Wywiad z emerytowanymi nauczycielami naszej szkoły— Państwem Emilią i Wacławem Więchami oraz Panem Stanisławem Łobodzińskim

Pan Wacław Więch

Dziękujemy bardzo za miłe dla nas zaproszenie. Ja z tą szkołą jestem związany już 65 lat, bo 65 lat temu byłem uczniem klasy siódmej szkoły podstawowej nr 1 w Domaradzu. Dlatego siódmej, ponieważ sześć poprzednich klas odbywałem na Zatylu. Siódmej klasy nie było, więc trzeba było chodzić do szkoły w Domaradzu. Mówię „chodzić”, bo nie było autobusu, nie było dowozu, nie było nawet roweru, żeby przyjechać po żwirowej dróżce, a nie asfaltowej, jak teraz. W tej siódmej klasie miałem tylko 8 dni nieobecności, w tym 6 dni z powodu mroźnej zimy. Gdy przyszedłem kiedyś w taki mroźny poniedziałek do szkoły, okazało się, że było nas dwoje czy troje a reszta bała się mrozu. Pan Kierownik zaprosił mnie do siebie, jego żona poczęstowała mnie kakao, co było bardzo wyjątkowe, bo nie każdy mógł sobie na to pozwolić i wtedy kierownik powiedział, żeby przyjść do szkoły dopiero w następny poniedziałek. Chciałem dodać, że nawet chłopcy mieszkający koło kościoła nie przyszli , a ja na nóżkach mając 12 lat przez te 5 km chodziłem sam. W 1953 roku skończyłem siódmą klasę i poszedłem do Liceum Pedagogicznego w Brzozowie. Skończyłem pięcioletnie liceum i byłem pełnoprawnym nauczycielem. Jeszcze rok wcześniej wszyscy absolwenci szkół pedagogicznych dostawali nakazy pracy, rozsyłano nauczycieli na teren całej Polski. Gdy ja kończyłem szkołę nasycenie nauczycielami w całej Polsce było już wystarczające i mnie już nie objął nakaz pracy.
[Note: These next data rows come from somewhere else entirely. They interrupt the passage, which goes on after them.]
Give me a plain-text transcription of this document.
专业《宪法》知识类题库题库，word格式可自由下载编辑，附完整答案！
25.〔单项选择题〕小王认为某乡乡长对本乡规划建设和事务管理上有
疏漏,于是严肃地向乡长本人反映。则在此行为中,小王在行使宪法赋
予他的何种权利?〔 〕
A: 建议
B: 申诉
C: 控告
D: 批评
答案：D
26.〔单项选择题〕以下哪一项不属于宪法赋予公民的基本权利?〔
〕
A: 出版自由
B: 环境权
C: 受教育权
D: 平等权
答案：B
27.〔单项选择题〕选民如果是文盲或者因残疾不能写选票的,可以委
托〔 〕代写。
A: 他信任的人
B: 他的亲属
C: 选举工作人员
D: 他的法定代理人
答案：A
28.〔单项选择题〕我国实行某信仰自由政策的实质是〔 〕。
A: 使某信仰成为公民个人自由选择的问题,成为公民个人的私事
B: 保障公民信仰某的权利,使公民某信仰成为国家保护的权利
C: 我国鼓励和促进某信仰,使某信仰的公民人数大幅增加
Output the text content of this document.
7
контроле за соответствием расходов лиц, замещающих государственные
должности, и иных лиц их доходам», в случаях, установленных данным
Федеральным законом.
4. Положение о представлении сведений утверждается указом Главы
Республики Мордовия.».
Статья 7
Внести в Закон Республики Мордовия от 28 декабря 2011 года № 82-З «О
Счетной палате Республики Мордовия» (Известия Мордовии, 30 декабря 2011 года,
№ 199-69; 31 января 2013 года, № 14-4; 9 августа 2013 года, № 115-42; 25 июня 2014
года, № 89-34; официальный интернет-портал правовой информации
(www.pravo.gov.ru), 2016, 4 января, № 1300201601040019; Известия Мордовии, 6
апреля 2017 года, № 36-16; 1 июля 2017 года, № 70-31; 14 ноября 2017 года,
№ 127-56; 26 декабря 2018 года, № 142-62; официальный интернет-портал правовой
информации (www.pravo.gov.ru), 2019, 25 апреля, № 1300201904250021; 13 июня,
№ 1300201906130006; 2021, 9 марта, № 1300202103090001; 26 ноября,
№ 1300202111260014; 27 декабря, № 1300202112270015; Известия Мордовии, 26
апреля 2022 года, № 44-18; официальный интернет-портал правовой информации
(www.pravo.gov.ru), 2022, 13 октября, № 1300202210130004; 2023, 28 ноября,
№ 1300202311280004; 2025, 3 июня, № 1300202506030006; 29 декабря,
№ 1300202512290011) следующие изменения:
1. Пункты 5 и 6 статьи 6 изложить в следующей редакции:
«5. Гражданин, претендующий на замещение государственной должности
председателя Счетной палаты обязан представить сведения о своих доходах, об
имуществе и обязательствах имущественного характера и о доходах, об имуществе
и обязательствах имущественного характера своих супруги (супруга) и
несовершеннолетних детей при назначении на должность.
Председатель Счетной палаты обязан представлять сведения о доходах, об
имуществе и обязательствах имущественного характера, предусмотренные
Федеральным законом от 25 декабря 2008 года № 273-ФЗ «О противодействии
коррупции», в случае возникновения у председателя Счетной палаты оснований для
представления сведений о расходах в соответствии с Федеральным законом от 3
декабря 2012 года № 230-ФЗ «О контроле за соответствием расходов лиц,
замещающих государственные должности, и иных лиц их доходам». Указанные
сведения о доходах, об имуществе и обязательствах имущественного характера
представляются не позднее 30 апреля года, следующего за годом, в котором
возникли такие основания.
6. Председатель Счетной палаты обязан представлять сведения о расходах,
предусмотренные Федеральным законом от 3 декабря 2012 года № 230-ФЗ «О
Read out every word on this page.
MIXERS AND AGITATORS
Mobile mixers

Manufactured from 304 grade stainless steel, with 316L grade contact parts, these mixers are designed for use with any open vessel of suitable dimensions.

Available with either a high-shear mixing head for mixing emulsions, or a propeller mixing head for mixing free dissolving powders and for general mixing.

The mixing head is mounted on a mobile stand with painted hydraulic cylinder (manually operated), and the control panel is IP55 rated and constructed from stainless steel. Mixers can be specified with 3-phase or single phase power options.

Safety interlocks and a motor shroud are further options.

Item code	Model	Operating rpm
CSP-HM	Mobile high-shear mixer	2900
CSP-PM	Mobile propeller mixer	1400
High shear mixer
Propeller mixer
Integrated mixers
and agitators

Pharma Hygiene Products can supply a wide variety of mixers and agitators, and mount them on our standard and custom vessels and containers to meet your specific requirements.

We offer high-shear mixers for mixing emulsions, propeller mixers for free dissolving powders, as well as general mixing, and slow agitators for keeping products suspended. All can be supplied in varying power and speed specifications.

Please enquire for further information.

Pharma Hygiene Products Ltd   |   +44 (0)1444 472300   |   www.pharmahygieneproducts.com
Trzeba było sobie poszukać pracy na własną rękę. A więc udałem się do Leska, gdzie w Wydziale Oświaty zaproponowano mi placówkę w Wetlinie. Dotarłem tam po wielkich perypetiach, trochę pieszo, trochę samochodem przewożącym młodzież z Hufca Pracy pracującą przy przebudowie kolejki wąskotorowej, którą można teraz podróżować po Bieszczadach. Gdy przyszedłem do szkoły okazało się, że mam 5 uczniów w czterech klasach.

Trzeba było organizować całą pracę począwszy od ławek, wyposażenia, katedry, pomocy, itp. Byłem na to za młody i psychika moja nie była gotowa na takie obciążenie. Wróciłem więc do Wydziału Oświaty w Lesku i stwierdziłem, że wszędzie pójdę w Bieszczadach, tylko nie do Wetliny. Tak, to wygląda teraz żartobliwie, ale wtedy wyglądało tragicznie. Inspektor nie był zbytnio zadowolony z takiego postawienia sprawy, ale w tym samym czasie pojawiła się delegacja z gminy Solina, która prosiła o nauczyciela do nowo tworzonej szkoły na Werlasie. Na czele tej delegacji stał ksiądz, więc uznałem, że będzie łatwiej tę szkołę zorganizować.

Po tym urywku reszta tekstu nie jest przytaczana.